Falling off the Goal Wagon

You may have read my November monthly meet up goal, and wondered how I fared, or what I was vowing to do in December and resolving to do in January.  Isn’t it funny how a decision made in January is a “resolution” but nothing decided the rest of the year is given such a lofty term?

I’m working on life coaching, which I know will be a partial source of income if I want to continue to pay my bills.  Blending with my current job works out well when my day job is not “busy.”  Busy can mean different things to different people – busy for me means overtime at unpredictable times.  Unpredictability is not something I want to embody when coaching someone to be accountable to that whatever they’re striving for, and quite inconvenient when I have an appointment.
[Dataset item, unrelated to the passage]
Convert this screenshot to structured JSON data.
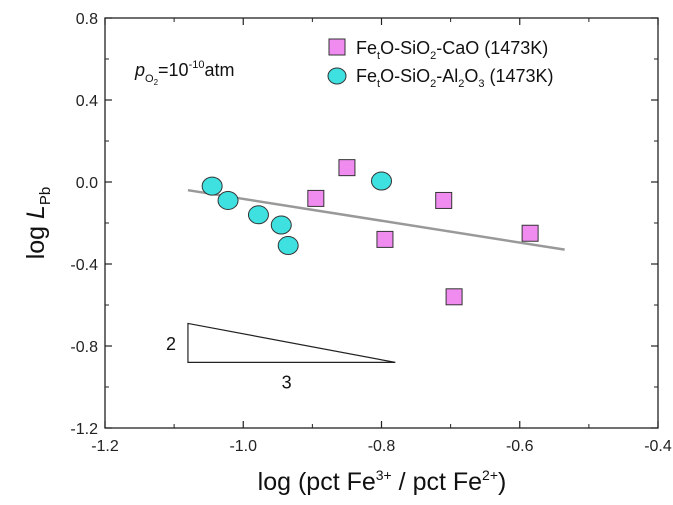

Meanwhile, what I was striving towards was applying to grad school. In November, I needed to pick a program that fit what I wanted to learn and could qualify me to be a independent counselor.  Nothing fit.  Instead of hustling toward a goal I’m not even excited about during the honeymoon phase (the honeymoon phase is what I call the high after deciding on an action), I decided to throw on the brakes and focus on the moment I’m in now.  It may not be that fantastic or enviable, but I worked very, very hard to be where I am right now.  I spent a lot of time and effort and gave up some things in order to break into my industry, be trusted to work autonomously, to afford living a walkable distance to my office so I don’t show up with a short fuse from my nasty commute.  Its easy to look at people with cool jobs, and say what am I doing wrong that I’m not you?  But if I knew all the details of these admired strangers’ lives, I bet I’m doing quite a bit right that I’m not them.

Coaching, which is not counseling, fits everywhere but financially.  So, I’m keeping my day job.

This all sounds very relaxing as I write it down, but believe me: it isn’t.  It’s easy to just jump on a goal because it is an action.  Indecision is uncomfortable, so Indecision loves action because it feels like a decision, just without the buyer’s remorse.  Holding out for the right action is hard.